JAKARTA – Pemerintah Indonesia diyakini makin tidak akan mendapatkan kepercayaan pelaku usaha sektor hulu migas apabila Revisi Undang-Undang Migas (RUU Migas) tidak diselesaikan pada tahun ini.

Pri Agung Rakhmanto, Pengamat Migas dari Universitas Trisakti, menyatakan bahwa pelaku usaha sudah sampai kepada titik jenuh menantikan adanya fundamental bisnis berbentuk UU Migas yang tidak kunjung selesai selama bertahun-tahun.

Untuk diketahui saat ini UU Migas di Indonesia yaitu UU 22 Tahun 2001 dinilai “cacat” karena telah dinyatakan harus segera direvisi oleh Mahkaman Konstitusi. Perintah tersebut keluar sejak tahun 2006 hingga 2012.

“Tanpa revisi UU Migas siapapun presidennya atau menterinya, pasti kurang kredibel dimata investor. Kalau menawarkan A B C D atau apapun tapi UU migas nggak selesai-selesai itu seperti kurang kredibel,” kata Pri Agung dalam Media Briefing jelang Indonesia Petroleum Association Convention and Exhibition (IPA Convex), Senin (10/4).

UU Migas yang sudah berumur lebih dari 20 tahun dirasakan kurang memenuhi tuntutan investasi saat ini dan yang akan datang. Diperlukan berbagai perbaikan utamanya fiscal terms dan kemudahan investasi agar Indonesia bisa bersaing dengan negara lain dalam menarik investasi di sektor Migas.

masalah migas Indonesia selalu berkutat pada tiga masalah utama yakni kepastian hukum, fiskal keekonomian serta birokrasi dan perizinan. “Berbagai upaya dilakukan sebenarnya tapi nggak bisa keluar dari situ (tiga masalah) karena akar masalah di UU. Sementara usahanya itu diawali dari UU. Upaya perbaikan tapi tak bisa keluar dari tiga aspek utama masalah itu tadi,” ungkap Pri Agung.

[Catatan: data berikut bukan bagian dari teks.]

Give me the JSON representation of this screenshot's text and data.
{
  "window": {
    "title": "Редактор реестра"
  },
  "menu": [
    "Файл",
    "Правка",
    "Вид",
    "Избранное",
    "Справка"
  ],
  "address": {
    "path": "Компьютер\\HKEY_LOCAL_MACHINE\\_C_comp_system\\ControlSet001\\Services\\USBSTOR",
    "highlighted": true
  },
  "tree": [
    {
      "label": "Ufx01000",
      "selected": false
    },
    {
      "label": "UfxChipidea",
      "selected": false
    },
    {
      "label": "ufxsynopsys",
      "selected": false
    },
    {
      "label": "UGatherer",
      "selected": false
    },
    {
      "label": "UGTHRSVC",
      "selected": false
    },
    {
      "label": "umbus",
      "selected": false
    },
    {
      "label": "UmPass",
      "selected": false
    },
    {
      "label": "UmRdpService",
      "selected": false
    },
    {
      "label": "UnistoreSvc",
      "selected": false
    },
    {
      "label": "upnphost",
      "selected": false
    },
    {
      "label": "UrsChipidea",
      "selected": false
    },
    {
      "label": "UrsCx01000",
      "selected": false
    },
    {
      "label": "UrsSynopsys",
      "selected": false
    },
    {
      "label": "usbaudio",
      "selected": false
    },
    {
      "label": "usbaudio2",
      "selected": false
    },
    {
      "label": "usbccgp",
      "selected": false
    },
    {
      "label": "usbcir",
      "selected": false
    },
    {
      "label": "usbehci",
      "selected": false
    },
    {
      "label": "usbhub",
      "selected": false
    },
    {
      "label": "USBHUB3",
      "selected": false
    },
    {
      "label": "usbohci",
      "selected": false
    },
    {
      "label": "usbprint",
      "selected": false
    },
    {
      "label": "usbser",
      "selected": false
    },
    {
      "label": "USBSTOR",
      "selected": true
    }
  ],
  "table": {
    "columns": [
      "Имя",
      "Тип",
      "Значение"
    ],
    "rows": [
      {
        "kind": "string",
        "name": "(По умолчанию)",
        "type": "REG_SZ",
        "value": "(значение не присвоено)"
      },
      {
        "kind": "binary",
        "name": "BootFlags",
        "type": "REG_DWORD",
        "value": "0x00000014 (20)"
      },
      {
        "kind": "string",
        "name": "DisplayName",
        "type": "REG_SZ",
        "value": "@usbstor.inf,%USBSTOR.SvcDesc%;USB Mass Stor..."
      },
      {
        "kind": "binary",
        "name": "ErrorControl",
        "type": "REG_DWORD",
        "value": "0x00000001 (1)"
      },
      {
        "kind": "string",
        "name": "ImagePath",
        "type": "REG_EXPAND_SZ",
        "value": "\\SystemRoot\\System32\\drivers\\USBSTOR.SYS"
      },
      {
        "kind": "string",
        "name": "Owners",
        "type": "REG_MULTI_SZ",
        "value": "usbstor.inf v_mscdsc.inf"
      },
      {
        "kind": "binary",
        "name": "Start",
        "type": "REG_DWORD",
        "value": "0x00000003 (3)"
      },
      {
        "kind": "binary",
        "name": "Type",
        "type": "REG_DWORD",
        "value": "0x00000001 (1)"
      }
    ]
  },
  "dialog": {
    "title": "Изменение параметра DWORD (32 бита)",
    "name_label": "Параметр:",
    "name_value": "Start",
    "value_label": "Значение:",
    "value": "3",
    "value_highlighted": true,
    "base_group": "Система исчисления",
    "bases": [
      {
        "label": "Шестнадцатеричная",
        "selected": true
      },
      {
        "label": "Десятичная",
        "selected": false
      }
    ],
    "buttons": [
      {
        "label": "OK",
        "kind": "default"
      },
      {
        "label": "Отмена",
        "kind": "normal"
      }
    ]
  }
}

Masalah kepastian hukum terkait berhubungan dengan ketentuan peraturan perpajakan. UU 22/2021 telah meniadakan Lex Specialis bisnis hulu migas sehingga mengikuti peraturan perpajakan pada umumnya. Salah satu hasil dari UU Migas yang ada sekarang ada hilangnya prinsip Assume and Discharge.

Saat ini Indonesia menggunakan sistem kontrak PSC Cost Recovery dan Gross Split. Untuk itu bisa berjalan efektif diperlukan tiga elemen tadi yaitu kekonomian melalui assume and discharge, perizinan satu pintu pengursannya, dalam aspek hukum dipisahkan keuangan negara dan perusahaan.

Pri Agung menyatakan ketiga elemen itu yang membuat sistem kontrak berjalan efektif. Jika itu hilang, tidak sinkron antara sistem kontrak yang dijalankan dan regulasi yang mendasarinya sehingga dampaknya tidak ada kepastian hukum. Kepastian ekonomi terganggu, kalau perlakuan pajak beda pasti berbeda keekonomiannya. “Harapannya UU Migas baru membuat komponen-komponen yang mengarah ke permasalahan ini,” ungkap Pri Agung.